Quel avenir pour l’église du Très-Saint-Sacrement ? | 22 février 2018 | Article par Céline Fabriès

Crédit photo: Marine Lobrieau

Quel avenir pour l’église du Très-Saint-Sacrement ?

Le 1er janvier 2019, les paroisses du Très-Saint-Sacrement, Saint-Charles Garnier et Saint-Michel de Sillery n’existeront plus. Elles fusionneront pour devenir une seule paroisse. Alors que le nombre de pratiquants et de prêtres ne cesse de diminuer et que des travaux doivent être réalisés, la future paroisse unifiée devra juger de la pertinence de garder les trois églises ouvertes. Et sur les trois églises, celle dont les travaux majeurs coûteront le plus cher est l’église du Très-Saint-Sacremement.
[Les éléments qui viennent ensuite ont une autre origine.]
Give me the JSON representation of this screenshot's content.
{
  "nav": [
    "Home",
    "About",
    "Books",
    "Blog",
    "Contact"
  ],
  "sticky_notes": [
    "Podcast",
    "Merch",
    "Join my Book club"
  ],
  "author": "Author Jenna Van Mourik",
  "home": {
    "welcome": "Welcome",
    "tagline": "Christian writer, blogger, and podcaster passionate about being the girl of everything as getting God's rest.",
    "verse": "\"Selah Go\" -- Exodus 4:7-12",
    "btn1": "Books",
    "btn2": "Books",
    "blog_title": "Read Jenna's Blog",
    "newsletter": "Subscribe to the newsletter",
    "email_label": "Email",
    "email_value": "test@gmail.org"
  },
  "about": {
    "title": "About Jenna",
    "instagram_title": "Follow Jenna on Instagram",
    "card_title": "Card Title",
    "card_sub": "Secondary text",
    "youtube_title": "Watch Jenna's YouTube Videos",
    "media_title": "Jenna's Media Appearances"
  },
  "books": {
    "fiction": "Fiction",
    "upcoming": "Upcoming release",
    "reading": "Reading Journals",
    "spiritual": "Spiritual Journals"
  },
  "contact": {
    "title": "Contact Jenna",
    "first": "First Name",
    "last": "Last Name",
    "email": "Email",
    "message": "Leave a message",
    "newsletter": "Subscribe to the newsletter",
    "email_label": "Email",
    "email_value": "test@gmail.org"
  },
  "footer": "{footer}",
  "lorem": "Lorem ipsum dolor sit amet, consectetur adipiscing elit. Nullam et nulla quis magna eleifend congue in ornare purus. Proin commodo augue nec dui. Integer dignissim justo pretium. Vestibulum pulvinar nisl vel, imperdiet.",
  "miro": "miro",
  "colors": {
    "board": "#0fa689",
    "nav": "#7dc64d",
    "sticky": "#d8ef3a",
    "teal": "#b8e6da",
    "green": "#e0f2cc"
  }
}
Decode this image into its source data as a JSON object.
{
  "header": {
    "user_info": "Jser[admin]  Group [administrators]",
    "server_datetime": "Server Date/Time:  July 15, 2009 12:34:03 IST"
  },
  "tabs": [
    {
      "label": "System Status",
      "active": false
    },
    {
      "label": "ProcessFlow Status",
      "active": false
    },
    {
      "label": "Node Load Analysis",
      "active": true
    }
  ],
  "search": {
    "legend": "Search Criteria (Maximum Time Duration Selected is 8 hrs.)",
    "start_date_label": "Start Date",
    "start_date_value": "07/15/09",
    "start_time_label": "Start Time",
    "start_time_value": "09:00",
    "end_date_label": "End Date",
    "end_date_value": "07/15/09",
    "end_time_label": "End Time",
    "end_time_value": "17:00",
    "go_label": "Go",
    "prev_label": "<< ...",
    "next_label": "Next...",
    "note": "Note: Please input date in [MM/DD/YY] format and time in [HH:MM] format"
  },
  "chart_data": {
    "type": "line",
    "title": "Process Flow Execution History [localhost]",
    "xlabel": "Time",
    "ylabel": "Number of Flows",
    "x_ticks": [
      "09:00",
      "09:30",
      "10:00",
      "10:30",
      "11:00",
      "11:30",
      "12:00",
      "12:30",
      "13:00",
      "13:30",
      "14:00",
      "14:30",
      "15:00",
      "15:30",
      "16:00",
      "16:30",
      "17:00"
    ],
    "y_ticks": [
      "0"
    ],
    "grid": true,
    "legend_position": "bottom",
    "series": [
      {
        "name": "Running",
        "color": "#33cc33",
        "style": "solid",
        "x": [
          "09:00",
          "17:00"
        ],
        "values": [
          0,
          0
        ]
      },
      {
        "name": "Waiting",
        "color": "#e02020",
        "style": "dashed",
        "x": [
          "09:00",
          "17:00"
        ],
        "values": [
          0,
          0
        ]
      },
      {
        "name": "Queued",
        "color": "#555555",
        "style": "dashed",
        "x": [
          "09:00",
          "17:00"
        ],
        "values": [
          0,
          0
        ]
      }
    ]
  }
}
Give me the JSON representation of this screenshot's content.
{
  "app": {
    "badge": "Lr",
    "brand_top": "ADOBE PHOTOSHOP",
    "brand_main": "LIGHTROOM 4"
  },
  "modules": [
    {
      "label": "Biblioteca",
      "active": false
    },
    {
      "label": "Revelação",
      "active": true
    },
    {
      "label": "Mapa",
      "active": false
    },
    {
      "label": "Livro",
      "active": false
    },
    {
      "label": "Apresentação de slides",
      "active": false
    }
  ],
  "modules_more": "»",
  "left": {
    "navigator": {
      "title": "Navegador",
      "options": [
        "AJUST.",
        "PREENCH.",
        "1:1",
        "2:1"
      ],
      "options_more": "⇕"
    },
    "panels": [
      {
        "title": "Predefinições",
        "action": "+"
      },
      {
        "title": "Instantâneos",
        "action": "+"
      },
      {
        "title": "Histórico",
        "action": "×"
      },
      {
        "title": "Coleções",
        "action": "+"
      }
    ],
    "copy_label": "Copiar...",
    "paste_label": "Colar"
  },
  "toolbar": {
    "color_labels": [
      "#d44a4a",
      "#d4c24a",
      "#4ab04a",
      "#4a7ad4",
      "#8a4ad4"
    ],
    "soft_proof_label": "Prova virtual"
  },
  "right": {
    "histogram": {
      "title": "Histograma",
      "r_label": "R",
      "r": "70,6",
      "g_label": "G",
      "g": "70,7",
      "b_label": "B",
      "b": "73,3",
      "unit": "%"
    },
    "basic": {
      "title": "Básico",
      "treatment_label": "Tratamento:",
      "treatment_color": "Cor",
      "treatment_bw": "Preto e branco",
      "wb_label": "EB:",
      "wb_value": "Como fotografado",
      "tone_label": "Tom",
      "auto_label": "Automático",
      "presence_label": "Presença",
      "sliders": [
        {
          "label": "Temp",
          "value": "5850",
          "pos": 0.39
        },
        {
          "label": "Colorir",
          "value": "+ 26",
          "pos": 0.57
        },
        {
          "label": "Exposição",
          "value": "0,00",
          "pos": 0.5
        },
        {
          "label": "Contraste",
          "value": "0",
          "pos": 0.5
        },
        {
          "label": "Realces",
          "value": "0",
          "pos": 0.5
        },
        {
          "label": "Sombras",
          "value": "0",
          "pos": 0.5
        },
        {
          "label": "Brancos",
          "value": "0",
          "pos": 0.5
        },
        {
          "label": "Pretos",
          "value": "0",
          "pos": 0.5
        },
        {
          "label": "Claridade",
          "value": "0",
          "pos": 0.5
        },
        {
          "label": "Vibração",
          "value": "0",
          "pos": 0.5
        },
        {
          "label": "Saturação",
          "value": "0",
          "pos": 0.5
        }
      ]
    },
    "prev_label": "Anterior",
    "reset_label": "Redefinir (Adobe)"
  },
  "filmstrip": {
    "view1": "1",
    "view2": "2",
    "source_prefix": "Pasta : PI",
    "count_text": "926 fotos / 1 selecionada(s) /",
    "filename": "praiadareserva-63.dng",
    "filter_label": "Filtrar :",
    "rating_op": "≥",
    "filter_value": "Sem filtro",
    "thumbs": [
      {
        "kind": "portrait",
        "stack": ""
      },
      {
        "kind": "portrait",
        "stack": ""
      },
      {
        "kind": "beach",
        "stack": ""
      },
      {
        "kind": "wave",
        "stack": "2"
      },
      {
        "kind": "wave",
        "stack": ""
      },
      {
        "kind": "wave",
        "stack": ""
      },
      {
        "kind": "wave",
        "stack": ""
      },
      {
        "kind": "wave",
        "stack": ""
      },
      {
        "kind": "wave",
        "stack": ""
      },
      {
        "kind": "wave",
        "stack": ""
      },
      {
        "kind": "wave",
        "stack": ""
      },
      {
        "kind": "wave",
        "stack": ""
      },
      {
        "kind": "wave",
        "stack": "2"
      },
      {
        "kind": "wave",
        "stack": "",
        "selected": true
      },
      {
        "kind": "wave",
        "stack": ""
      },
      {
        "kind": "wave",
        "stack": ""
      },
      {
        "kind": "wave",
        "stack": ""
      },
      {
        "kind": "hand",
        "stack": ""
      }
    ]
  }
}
Le comité du plan directeur des immobilisations nommé par le conseil de fabrique de Saint-Sacrement n’a pas encore livré son rapport sur l’étude de l’état des immeubles, mais la réunion tenue vendredi par le comité laisse présager des jours difficiles pour l’église du Très-Saint-Sacrement.

En effet, les effondrements en mai et en juillet d’une partie du mur de l’église ont vidé les coffres du conseil de fabrique. Les travaux ont coûté plus de 775 000$. La fabrique possédait une réserve de 400 000 $ et le Diocèse a accordé un prêt de 300 000$ afin de payer les factures. De plus, les effondrements ont révélé la nécessité de réaliser des travaux dont le coût se monte à 3 millions $. Le terrain de l’église est évalué à 5 millions $ par la Ville de Québec.

Le conseiller municipal de Saint-Sacrement et membre de conseil de fabrique Yvon Bussières n’est pas prêt à jeter l’éponge. « La paroisse n’a jamais eu de problème financier, c’est vrai que là les coffres sont vides, mais les paroissiens sont généreux et si chacun contribue, on va avoir l’argent », pense Yvon Bussières. « La décision dépendra de plusieurs facteurs. Chaque église a sa vocation, Saint-Sacrement possède une communauté vivante et mobilisée, des résidents et des non-résidents du quartier. L’église de Saint-Michel de Sillery est très convoitée l’été pour des mariages », poursuit-il.

Selon le marguillier, avant de faire des choix, la nouvelle paroisse devra évaluer « les besoins et voir si elle a les moyens de répondre à ces besoins ».

L’église du Très-Saint-Sacremement a rouvert en novembre après plusieurs mois de fermeture pour les travaux. Le nom de la future paroisse fusionnée n’est pas encore connu, mais deux noms ressortent d’un sondage, Bienheureuse Dina Bélanger, dont le tombeau est situé dans Sillery et Saint Pierre-Julien Eymard, fondateur de la congrégation des religieux du Très-Saint-Sacrement à Paris, en 1856.